Oxidants at high concentrations are strongly irritating and tearful, damage vegetation and have the property of cracking tension rubber, for example, car tires. Oxidants are the product of photochemical reactions between nitrogen oxides and hydrocarbons and are considered secondary pollutants, those that are not directly emitted by an emitting source but are formed in the air itself. The main oxidant is ozone, but there are others, derived from hydrocarbons, such as acyl nitroperoxides known by the acronym PAN. They appear in the form of photochemical fog. They are classics of urban areas and cars have an important role in their appearance.
The halogenated compounds with the highest incidence on air quality are fluorine compounds, chlorine compounds and freons, chlorine and fluorine compounds. Fluorine compounds are mainly emitted by the ceramics, aluminum and glass industries. Since fluoride has a certain role in some physiological processes of organisms, a significant increase in its concentration can have negative consequences, especially in children. In addition to reacting with water vapor, hydrofluoric acid is formed, which is very corrosive. Chlorine compounds are emitted mainly by the petrochemical industry, the combustion processes of plastic materials or others containing chlorine. Freons are gases that are used as propellants for aerosols and in refrigeration systems. These compounds have negative effects on the ozone layer and that is why their use is being limited.

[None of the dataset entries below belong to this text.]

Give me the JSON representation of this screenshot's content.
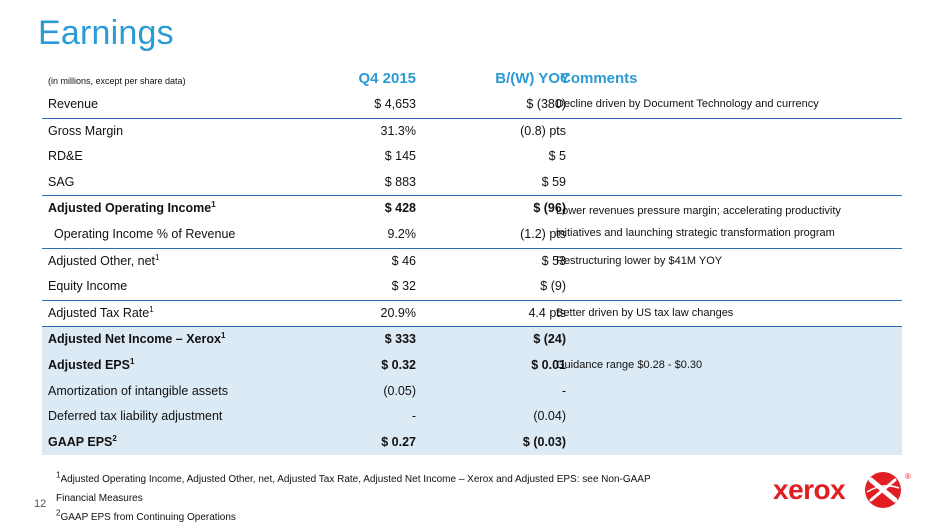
{
  "slide": {
    "title": "Earnings",
    "subtitle": "(in millions, except per share data)",
    "page_number": "12"
  },
  "columns": {
    "q4": "Q4 2015",
    "yoy": "B/(W) YOY",
    "comments": "Comments"
  },
  "rows": [
    {
      "label": "Revenue",
      "q4": "$ 4,653",
      "yoy": "$ (380)",
      "comment": "Decline driven by Document Technology and currency"
    },
    {
      "label": "Gross Margin",
      "q4": "31.3%",
      "yoy": "(0.8) pts",
      "comment": ""
    },
    {
      "label": "RD&E",
      "q4": "$ 145",
      "yoy": "$ 5",
      "comment": ""
    },
    {
      "label": "SAG",
      "q4": "$ 883",
      "yoy": "$ 59",
      "comment": ""
    },
    {
      "label": "Adjusted Operating Income",
      "sup": "1",
      "q4": "$ 428",
      "yoy": "$ (96)",
      "comment": ""
    },
    {
      "label": "Operating Income % of Revenue",
      "q4": "9.2%",
      "yoy": "(1.2) pts",
      "comment": ""
    },
    {
      "label": "Adjusted Other, net",
      "sup": "1",
      "q4": "$ 46",
      "yoy": "$ 53",
      "comment": "Restructuring lower by $41M YOY"
    },
    {
      "label": "Equity Income",
      "q4": "$ 32",
      "yoy": "$ (9)",
      "comment": ""
    },
    {
      "label": "Adjusted Tax Rate",
      "sup": "1",
      "q4": "20.9%",
      "yoy": "4.4 pts",
      "comment": "Better driven by US tax law changes"
    },
    {
      "label": "Adjusted Net Income – Xerox",
      "sup": "1",
      "q4": "$ 333",
      "yoy": "$ (24)",
      "comment": ""
    },
    {
      "label": "Adjusted EPS",
      "sup": "1",
      "q4": "$ 0.32",
      "yoy": "$ 0.01",
      "comment": "Guidance range $0.28 - $0.30"
    },
    {
      "label": "Amortization of intangible assets",
      "q4": "(0.05)",
      "yoy": "-",
      "comment": ""
    },
    {
      "label": "Deferred tax liability adjustment",
      "q4": "-",
      "yoy": "(0.04)",
      "comment": ""
    },
    {
      "label": "GAAP EPS",
      "sup": "2",
      "q4": "$ 0.27",
      "yoy": "$ (0.03)",
      "comment": ""
    }
  ],
  "merged_comment": {
    "line1": "Lower revenues pressure margin; accelerating productivity",
    "line2": "initiatives and launching strategic transformation program"
  },
  "footnotes": {
    "note1_sup": "1",
    "note1_line1": "Adjusted Operating Income, Adjusted Other, net, Adjusted Tax Rate, Adjusted Net Income – Xerox and Adjusted EPS:  see Non-GAAP",
    "note1_line2": "Financial Measures",
    "note2_sup": "2",
    "note2": "GAAP EPS from Continuing Operations"
  },
  "logo": {
    "text": "xerox",
    "registered": "®",
    "icon": "xerox-ball-icon",
    "brand_color": "#e21d23"
  },
  "colors": {
    "title": "#2b9bd6",
    "separator": "#2a6cb0",
    "shaded_band": "#dceaf5"
  }
}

Among the metals emitted to the atmosphere with greater incidence we have: lead, cadmium, nickel, iron, mercury, chromium, copper, manganese and arsenic. The most important and the most abundant in the atmosphere is lead. It comes mainly from what is included in the gasoline of cars as antidetonating. This pollution phenomenon is being significantly reduced with the use of vehicles that use unleaded gasoline. All these metals have toxic characteristics and accumulate in the tissues of organisms, where they can reach remarkable concentrations.